'Horseface, 'crazy,' 'low IQ': Trump's history of insulting women
The president called Stormy Daniels "horseface" on Twitter.
— -- President Donald Trump's calling adult film star Stormy Daniels "horseface" is just the latest instance of his publicly insulting women's looks or intelligence.
Trump is known for giving many of his opponents negative nicknames, men as well as women, but his use of this tactic with women often denigrates their appearance or abilities.
He has called MSNBC personality Mika Brzezinski "crazy," said that Rep. Maxine Waters, D-Calif., has a "low-I.Q.," and said of Carly Fiorina, his only female rival for the GOP presidential nomination in 2016, "Look at that face! Would anyone vote for that?"
Here is a rundown of some of his attacks.
Stormy Daniels
Trump on Tuesday hurled the "horseface" comment against Stormy Daniels the adult film actress who alleges she had an affair with him years before he took office and that she was paid off to keep silent. Trump denies having a sexual relationship with her and has said that he did not know of a payment she received from his former personal attorney Michael Cohen.
After a judge on Monday dismissed a defamation suit by Daniels against Trump, the president tweeted about the decision, saying, "Great, now I can go after Horseface and her 3rd rate lawyer."
Daniels fired back on her not-safe-for-work Twitter feed, writing, “Ladies and Gentlemen, may I present your president.”
Attacks on Maxine Waters and Omarosa Manigault Newman
Omarosa Manigault Newman, a former aide to the president, released a tell-all book in August that includes unsubstantiated personal attacks on the president such as what she calls his “mental decline.”

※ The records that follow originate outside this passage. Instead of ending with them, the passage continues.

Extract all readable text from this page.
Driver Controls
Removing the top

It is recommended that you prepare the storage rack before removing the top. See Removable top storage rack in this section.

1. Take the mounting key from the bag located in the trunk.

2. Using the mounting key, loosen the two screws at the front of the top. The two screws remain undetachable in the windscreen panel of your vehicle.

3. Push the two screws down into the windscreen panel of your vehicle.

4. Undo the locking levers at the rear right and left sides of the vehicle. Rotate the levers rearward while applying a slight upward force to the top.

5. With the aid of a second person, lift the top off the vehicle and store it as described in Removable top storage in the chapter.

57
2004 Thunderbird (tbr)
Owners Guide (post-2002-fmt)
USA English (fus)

Trump responded with denials and multiple insults of his former protege on "The Apprentice," calling her “Wacky and Deranged,” “a crazed, crying lowlife” and comparing her to a “dog.”
He has also called another African-American woman, Congresswoman Waters, "crazy" and said she has a “low I.Q.”
Trump has lobbed similar insults at all kinds of people -- especially those who attack him -- as the White House pointed out in his defense, but certain pejoratives take on a deeper meaning when hurled at African-Americans, some experts say.
University of Southern California professor Ange-Marie Hancock Alfaro, whose expertise includes political engagement and African-American politics, said Trump's word selection, when applied to people of color like Manigault Newman and Waters, plays into the historic and “ongoing narratives that we have in this country that are associated with African-Americans” that they are “less intelligent than white Americans."
Mika Brzezinski
Trump made insulting comments about MSNBC personalities Mika Brzezinski and Joe Scarborough on Twitter in June 2017, calling Brzezinski "crazy" and claiming she was "bleeding badly from a face-lift" a few months ago.
That slam was not his first attack on Brzezinski.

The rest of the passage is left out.